Hello,
Me and my team we are working on computer vision system that runs on Jetson Xavier NX. It is very important for us to have low latency from the image being taken to it being available in our code.
The system utilizes Raspberry Pi Camera v2 connected to the board with CSI. At first our system utilized code that implements OpenCV and GStreamer to launch the video pipeline in a similar manner as below:
pipeline = "nvarguscamerasrc sensor_mode=2 ! nvvidconv flip-method=0 ! video/x-raw, width=1920, height=1080 ! nvvidconv ! appsink";
VideoCapture cap;
cap.open(pipeline, CAP_GSTREAMER);
We conducted Glass2Glass latency tests to establish the speed of data transfer between the camera and the machine and results were unsatisfying: 90ms per frame .
Therefore we decided to check what can we gain by using pure libargus from Jetson Multimedia API. As far as our knowledge reached we understood that by using libargus to communicate with the camera we can benefit from Nvidia hardware acceleration. We utilized a sample code for argus which can be found in samples for Jetson Multimedia API, the sample we tested was called argus_oneshot. Below I’m showing a piece of the source code modified for measuring (as we believe) the time it takes this solution to gather a frame from the camera (data transfer):
for (size_t i = 0; i < 30; i ++) {
typedef std::chrono::high_resolution_clock Clock;
auto t1 = Clock::now();
uint32_t requestId = iSession->capture(request.get());
EXIT_IF_NULL(requestId, "Failed to submit capture request");
/*
* Acquire a frame generated by the capture request, get the image from the frame
* and create a .JPG file of the captured image
*/
Argus::UniqueObj<EGLStream::Frame> frame(
iFrameConsumer->acquireFrame(FIVE_SECONDS_IN_NANOSECONDS, &status));
auto t2 = Clock::now();
float currentDurration = float(std::chrono::duration_cast<std::chrono::microseconds>(t2 - t1).count()) / 1000.0f;
std::cout << "Time for the frame to arrive: " << currentDurration << " ms" << std::endl;
EGLStream::IFrame *iFrame = Argus::interface_cast<EGLStream::IFrame>(frame);
EXIT_IF_NULL(iFrame, "Failed to get IFrame interface");
EGLStream::Image *image = iFrame->getImage();
EXIT_IF_NULL(image, "Failed to get Image from iFrame->getImage()");
t2 = Clock::now();
currentDurration = float(std::chrono::duration_cast<std::chrono::microseconds>(t2 - t1).count()) / 1000.0f;
std::cout << "Time taken for one iteration: " << currentDurration << " ms" << std::endl;
EGLStream::IImageJPEG *iImageJPEG = Argus::interface_cast<EGLStream::IImageJPEG>(image);
EXIT_IF_NULL(iImageJPEG, "Failed to get ImageJPEG Interface");
status = iImageJPEG->writeJPEG(FILE_PREFIX "argus_oneShot.jpg");
EXIT_IF_NOT_OK(status, "Failed to write JPEG");
printf("Wrote file: " FILE_PREFIX "argus_oneShot.jpg\n");
}
We were running it in loop to see if the results can improve after a while. We measured the time for two situations:
- from capture to acquiring a frame
- from capture to getImage()
This allowed us to not only see the overall time but also how much it takes the method getImage() to process.
Below are the results:
Time for the frame to arrive: 237.22 ms
Time taken for one iteration: 237.303 ms
They are even slower than what we achieved using OpenCV solution. Here are our questions:
- Does utilizing libargus with CSI camera like Raspberry Camera v2 allow us to benefit from Nvidia hardware acceleration for video processing ? What can be the lowest latency for the data transfer with 2 lanes camera communication?

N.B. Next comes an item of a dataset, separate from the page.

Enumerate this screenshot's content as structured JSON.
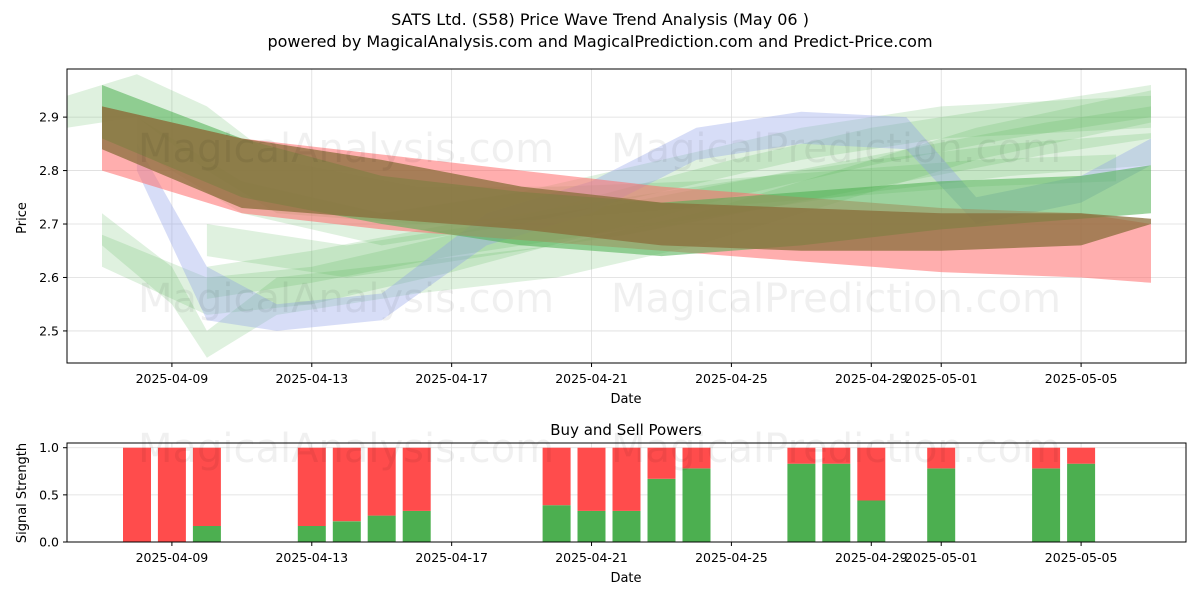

- If the answer for the first question is: Yes!, then what are we doing wrong that we are getting such a slow time?
- Does anyone argue that we measured the data transfer with libargus in a correct way?
- Can we use OpenCV launching a proper pipeline with GStreamer to benefit from hardware acceleration?
- What does the getImage() method do? We couldn’t really find a source code for that.
By the way we are aware that moving to 4 lanes communication can bring some improvements but right now it is impossible for us.